The walk up towards the other part of the common was quite muddy in places, with the previous rainy days creating their own channels across the paths or where animals had clearly congregated, but it was nowhere near as bad as the area surrounding Throngmoss, and I soon found myself at the top with a group of Herdwick sheep to welcome me as I arrived. With The Old Man Of Coniston and the surrounding fells standing proud to my right, I slowly veered towards the left and approached the two tarns. One of the Herdwicks that greeted me at the top of the common followed me along to the principle land of the common, stopping every time I looked behind me, but its little footsteps could be heard in tandem with mine once I continued on my way. As Long Moss came into view and I veered to walk along the Western side of it, the little Herdwick joined a group that were grazing on the drier patches of grass and I was glad to have helped it reunite with its friends! As was expected, quite a bit of this ground was boggy so I ended up talking a longer route around Long Moss, and although I didn't go to its waters edge, I did get some fantastic views of it peaking out in between the bumps and curves of the common. I did however get to wander around Kelly Hall Tarn, and get plenty of photographs of that wonderful tree residing on its edge! It's such a stunning little tarn, hidden away in plain sight and the perfect views of the Coniston fells behind it only adds to the magic! I really love this area as there is always something interesting to see, if not then you can rely on the tarns to set the ambience!
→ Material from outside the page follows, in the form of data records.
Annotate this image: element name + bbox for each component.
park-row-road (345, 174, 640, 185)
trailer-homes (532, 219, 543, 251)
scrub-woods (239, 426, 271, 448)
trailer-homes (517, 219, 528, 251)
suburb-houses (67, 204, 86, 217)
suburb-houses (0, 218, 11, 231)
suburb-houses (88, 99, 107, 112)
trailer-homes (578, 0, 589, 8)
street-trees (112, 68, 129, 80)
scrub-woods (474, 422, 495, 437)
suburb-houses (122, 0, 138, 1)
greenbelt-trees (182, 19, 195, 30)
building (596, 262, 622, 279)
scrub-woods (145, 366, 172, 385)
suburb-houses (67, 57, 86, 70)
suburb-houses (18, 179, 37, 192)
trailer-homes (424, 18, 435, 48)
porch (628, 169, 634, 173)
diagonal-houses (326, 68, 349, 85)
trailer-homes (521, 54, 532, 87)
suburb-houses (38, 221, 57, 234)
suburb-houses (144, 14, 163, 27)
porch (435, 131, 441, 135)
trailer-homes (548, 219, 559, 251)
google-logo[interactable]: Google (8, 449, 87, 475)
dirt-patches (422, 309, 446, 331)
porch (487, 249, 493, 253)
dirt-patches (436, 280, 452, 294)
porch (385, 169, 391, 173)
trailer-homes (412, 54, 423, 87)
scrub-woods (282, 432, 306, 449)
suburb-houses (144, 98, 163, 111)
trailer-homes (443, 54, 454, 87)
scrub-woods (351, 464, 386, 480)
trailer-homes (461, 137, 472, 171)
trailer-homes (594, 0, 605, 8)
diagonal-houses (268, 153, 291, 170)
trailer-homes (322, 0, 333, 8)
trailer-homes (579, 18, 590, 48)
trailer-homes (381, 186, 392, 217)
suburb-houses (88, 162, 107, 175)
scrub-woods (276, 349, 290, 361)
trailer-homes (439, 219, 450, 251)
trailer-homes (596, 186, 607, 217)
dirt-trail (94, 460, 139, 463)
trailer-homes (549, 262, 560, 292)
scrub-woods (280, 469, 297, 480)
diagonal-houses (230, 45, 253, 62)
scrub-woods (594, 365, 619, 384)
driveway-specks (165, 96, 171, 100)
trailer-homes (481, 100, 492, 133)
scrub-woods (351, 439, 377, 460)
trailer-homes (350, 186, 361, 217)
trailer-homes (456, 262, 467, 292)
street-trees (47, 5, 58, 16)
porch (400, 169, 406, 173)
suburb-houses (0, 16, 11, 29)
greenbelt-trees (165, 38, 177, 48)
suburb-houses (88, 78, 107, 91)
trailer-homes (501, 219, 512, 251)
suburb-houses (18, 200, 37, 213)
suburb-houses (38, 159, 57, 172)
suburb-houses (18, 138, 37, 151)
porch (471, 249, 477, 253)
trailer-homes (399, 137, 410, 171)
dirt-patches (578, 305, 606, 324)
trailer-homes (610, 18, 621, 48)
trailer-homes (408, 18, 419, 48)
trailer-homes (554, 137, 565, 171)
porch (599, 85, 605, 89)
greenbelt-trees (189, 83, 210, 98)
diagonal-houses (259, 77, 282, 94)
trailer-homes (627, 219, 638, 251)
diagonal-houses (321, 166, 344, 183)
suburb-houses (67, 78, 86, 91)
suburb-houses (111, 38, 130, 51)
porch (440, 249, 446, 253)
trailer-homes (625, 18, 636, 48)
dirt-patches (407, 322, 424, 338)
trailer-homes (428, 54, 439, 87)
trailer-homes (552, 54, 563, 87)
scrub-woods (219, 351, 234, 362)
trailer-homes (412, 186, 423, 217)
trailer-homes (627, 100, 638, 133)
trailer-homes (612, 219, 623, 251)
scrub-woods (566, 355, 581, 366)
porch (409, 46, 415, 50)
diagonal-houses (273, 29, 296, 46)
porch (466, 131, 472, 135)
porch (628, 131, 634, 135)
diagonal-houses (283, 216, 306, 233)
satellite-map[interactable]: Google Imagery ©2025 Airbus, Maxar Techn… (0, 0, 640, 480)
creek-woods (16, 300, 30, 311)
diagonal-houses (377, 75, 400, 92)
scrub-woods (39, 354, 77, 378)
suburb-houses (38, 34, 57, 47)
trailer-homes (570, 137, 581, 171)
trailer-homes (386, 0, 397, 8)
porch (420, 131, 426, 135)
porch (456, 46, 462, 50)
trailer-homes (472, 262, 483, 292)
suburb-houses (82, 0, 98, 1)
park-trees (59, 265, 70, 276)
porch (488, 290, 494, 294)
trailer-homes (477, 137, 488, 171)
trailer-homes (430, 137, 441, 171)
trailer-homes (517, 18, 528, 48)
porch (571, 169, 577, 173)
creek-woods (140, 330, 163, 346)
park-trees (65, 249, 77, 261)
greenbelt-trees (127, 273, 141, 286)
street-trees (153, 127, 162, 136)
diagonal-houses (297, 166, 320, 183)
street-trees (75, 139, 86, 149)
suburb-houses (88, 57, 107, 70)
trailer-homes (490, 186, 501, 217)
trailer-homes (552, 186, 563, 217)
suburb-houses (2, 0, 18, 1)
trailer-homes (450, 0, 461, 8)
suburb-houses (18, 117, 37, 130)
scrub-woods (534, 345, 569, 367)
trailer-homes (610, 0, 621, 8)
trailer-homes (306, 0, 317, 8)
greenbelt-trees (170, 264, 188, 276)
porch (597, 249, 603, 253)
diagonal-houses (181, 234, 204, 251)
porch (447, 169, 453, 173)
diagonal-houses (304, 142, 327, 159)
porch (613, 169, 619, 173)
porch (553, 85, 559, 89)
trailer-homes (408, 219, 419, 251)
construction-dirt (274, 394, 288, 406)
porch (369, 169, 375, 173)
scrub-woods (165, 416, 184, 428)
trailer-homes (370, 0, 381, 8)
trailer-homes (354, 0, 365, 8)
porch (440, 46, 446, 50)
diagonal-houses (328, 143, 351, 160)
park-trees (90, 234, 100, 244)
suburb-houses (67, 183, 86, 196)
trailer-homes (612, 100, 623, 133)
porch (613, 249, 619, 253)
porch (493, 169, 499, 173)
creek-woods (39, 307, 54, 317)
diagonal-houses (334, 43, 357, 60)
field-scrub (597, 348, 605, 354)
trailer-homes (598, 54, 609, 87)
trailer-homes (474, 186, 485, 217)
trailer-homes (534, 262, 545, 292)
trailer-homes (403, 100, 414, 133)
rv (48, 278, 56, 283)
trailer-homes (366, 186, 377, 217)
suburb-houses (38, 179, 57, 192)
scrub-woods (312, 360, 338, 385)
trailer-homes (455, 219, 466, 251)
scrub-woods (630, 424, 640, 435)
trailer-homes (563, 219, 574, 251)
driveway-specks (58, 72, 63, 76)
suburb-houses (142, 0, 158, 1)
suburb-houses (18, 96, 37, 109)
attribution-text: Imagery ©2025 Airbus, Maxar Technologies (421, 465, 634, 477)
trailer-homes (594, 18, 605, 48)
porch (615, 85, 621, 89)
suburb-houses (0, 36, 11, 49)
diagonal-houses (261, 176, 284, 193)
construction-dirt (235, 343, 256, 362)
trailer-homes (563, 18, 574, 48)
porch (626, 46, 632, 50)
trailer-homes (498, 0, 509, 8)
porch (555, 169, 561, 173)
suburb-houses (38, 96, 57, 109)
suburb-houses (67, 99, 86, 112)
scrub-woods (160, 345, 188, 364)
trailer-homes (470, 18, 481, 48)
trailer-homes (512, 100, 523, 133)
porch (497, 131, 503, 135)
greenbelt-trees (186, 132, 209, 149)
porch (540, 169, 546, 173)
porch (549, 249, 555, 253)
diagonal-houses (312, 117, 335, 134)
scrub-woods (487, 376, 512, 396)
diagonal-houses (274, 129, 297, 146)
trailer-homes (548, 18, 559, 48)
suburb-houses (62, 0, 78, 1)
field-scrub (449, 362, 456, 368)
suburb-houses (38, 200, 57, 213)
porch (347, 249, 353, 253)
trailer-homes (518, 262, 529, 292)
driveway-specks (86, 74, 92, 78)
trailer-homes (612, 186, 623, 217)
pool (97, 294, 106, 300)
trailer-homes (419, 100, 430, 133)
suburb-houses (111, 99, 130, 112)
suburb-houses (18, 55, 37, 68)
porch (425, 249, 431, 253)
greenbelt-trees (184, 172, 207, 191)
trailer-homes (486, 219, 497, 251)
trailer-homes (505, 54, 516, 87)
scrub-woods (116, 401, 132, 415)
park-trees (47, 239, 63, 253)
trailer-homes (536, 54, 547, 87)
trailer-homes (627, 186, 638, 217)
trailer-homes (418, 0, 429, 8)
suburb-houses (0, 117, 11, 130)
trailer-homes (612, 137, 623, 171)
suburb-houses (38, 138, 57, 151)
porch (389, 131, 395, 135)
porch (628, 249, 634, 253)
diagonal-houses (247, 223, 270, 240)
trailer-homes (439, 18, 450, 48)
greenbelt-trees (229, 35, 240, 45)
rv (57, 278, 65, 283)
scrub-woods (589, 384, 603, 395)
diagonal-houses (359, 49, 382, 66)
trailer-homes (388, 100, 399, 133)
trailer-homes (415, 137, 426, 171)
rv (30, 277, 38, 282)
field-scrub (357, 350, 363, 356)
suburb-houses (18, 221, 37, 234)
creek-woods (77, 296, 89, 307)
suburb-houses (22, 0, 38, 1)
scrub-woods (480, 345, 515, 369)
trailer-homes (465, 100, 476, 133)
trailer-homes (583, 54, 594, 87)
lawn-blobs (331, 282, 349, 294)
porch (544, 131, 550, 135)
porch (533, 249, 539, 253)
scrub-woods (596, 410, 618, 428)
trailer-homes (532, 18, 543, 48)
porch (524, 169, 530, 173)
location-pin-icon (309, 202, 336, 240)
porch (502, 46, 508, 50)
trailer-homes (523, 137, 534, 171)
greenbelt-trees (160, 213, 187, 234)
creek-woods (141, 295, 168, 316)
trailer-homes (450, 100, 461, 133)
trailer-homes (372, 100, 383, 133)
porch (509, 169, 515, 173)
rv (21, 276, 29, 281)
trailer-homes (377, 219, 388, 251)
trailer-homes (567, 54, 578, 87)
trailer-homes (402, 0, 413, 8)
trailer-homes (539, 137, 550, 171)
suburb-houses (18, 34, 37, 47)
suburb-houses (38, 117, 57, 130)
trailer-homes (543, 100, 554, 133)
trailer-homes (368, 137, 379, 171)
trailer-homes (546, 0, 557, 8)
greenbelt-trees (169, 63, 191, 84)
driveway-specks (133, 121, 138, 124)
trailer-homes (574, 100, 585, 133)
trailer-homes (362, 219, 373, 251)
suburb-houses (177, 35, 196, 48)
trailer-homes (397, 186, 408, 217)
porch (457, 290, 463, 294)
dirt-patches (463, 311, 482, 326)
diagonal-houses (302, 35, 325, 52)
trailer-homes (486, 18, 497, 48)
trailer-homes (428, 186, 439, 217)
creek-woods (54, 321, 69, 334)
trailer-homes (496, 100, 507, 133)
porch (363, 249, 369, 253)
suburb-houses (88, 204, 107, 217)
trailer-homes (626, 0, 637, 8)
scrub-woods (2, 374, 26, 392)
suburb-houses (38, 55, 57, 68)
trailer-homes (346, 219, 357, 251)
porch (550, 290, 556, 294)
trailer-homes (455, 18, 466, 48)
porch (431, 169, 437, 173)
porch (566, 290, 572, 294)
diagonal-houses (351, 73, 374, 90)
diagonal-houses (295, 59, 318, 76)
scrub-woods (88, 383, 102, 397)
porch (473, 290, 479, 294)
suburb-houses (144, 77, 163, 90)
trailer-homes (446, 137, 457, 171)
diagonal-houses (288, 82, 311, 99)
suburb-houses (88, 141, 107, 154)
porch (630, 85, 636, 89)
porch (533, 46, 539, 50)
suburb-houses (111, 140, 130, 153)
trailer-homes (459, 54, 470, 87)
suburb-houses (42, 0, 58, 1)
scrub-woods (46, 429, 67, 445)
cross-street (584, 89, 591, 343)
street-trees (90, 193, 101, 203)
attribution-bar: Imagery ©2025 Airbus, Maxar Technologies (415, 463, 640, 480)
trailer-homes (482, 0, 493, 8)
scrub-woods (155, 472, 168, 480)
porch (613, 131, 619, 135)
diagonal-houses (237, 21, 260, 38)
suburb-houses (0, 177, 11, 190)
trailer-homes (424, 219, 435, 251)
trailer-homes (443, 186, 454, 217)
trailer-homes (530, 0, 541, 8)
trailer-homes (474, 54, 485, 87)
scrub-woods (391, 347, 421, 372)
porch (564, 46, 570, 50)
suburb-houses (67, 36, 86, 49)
Whilst I've been at home, I decided to set myself the task of going through every photograph I have taken (well, those saved since 2016!) as to find those I overlooked in editing first time, and to improve on my editing skills. I'm hardly an expert in editing, not that I'd really call it that as I usually just colour or shadow adjust so that the photograph matches what my eye caught - no fake filter fakery or cheap trickshots here - but I have definitely improved in my eye for making the photographs reflect reality. Going through these photographs have really helped with my confidence, especially those photos taken in 2019 which was a year where I was really unhappy with my final products from walks that year. With 2020 being the whirlwind that it was, mentally 2019 can feel like only months ago but looking over my work has shown me how I have improved in a matter of months alone. Sometimes I feel that my photos are boring, but as mentioned before I try to capture the true essence of the scene in front of me, so although those people who spend ages fiddling with settings or camera tricks for just one shot get a lot of love and feedback, I'd rather be true to myself and stick to my 'scene over style' nature photography. These photographs encapsulate the memories and experiences I myself had when walking/taking them, as opposed to some photographs which are forced moments of tranquillity, and that is what is important to me.

Well, after the year we have all had, we can only hope for better days to come in 2021!